Heat Guide for Step 6: 1/4 tsp mild, 1/2 tsp medium and 1 tsp spicy!

Add 10 cups water and 2 tsp salt to a large pot (NOTE: Use same for 4 ppl.) Cover and bring to a boil over high heat. While the water comes to a boil, cut cauliflower into bite-sized pieces. Thinly slice chives.


Toss cauliflower with 1 tbsp oil (dbl for 4 ppl) on a baking sheet. Season with half the garlic salt and pepper. Roast in the middle of the oven, until golden-brown, 14-16 min.


While cauliflower cooks, add rigatoni to the pot of boiling water. Cook, uncovered, stirring occasionally, until tender, 10-12 min. Reserve 1/2 cup pasta water (dbl for 4 ppl). Drain and return the rigatoni to the same pot, off heat.

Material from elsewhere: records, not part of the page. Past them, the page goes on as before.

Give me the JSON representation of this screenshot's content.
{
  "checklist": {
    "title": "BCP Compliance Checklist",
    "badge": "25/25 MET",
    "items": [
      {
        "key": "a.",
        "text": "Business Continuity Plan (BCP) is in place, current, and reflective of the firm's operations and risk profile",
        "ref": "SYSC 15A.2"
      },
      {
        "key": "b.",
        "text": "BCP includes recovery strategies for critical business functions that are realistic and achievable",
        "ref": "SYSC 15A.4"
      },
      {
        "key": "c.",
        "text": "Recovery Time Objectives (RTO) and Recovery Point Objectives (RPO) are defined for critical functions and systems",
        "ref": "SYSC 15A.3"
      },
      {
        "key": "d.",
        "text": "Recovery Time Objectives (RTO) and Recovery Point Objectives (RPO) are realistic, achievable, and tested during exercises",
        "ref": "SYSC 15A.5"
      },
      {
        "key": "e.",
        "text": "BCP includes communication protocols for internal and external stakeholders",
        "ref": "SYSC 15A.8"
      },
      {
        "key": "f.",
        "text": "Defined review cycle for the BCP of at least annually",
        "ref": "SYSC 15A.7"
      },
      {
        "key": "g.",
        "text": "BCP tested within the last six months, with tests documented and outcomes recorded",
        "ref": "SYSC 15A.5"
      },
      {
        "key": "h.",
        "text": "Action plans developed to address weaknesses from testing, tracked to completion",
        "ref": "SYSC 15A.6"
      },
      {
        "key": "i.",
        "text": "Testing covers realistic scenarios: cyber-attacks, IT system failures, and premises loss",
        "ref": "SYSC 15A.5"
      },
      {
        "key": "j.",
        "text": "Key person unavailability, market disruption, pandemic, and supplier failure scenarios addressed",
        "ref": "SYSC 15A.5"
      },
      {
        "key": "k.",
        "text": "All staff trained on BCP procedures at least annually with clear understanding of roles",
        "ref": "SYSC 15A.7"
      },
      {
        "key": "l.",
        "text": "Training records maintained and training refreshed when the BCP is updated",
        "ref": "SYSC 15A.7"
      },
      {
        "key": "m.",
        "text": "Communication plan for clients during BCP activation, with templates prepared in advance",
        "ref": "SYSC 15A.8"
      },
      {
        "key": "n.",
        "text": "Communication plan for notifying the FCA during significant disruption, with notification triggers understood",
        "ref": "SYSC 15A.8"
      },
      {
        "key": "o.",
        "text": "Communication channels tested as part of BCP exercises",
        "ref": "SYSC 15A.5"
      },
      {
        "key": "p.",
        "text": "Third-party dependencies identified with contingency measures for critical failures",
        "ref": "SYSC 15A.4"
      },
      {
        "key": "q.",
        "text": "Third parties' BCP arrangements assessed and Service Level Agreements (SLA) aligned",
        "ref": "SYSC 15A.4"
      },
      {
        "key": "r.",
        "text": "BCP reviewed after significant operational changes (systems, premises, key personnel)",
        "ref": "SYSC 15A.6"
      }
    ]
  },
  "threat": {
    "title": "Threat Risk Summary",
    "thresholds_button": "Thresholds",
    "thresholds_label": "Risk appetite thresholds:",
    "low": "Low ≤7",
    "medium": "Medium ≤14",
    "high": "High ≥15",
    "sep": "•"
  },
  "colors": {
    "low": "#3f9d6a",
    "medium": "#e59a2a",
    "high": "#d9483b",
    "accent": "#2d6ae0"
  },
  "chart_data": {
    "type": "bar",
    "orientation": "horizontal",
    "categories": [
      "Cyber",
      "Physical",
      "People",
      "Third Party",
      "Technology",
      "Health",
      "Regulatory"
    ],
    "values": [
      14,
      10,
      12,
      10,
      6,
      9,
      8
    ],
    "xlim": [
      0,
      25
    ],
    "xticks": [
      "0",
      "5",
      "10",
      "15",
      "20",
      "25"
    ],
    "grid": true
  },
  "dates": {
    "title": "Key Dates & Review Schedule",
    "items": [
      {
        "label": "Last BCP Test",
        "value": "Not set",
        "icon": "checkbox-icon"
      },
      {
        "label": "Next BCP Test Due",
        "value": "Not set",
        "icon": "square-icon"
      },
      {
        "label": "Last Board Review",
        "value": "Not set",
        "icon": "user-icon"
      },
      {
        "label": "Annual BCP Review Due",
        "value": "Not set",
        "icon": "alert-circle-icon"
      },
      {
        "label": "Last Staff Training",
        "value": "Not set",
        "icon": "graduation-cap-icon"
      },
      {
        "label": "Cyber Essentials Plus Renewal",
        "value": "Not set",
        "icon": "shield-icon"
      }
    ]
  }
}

Heat a large non-stick pan over medium heat. When hot, add 1 tbsp butter (dbl for 4 ppl), then onions. Cook, stirring often, until softened, 3-4 min. Sprinkle over flour and remaining garlic salt. Cook, stirring often, until onions are coated, 1 min. Add 1/2 cup milk (dbl for 4 ppl), then bring to a boil. Cook, stirring often, until thickened, 1 min. Remove the pan from the heat, then add spinach. Stir, until wilted, 1 min.


Stir sour cream and cheddar cheese into sauce. Season with salt and pepper. Add cheese sauce, reserved pasta water and half the cauliflower to the pot with the rigatoni. Stir until cheese melts, 1 min.


Divide pasta between bowls and top with remaining cauliflower. Sprinkle over chives and 1/4 tsp chili flakes. (NOTE: Reference Heat Guide.)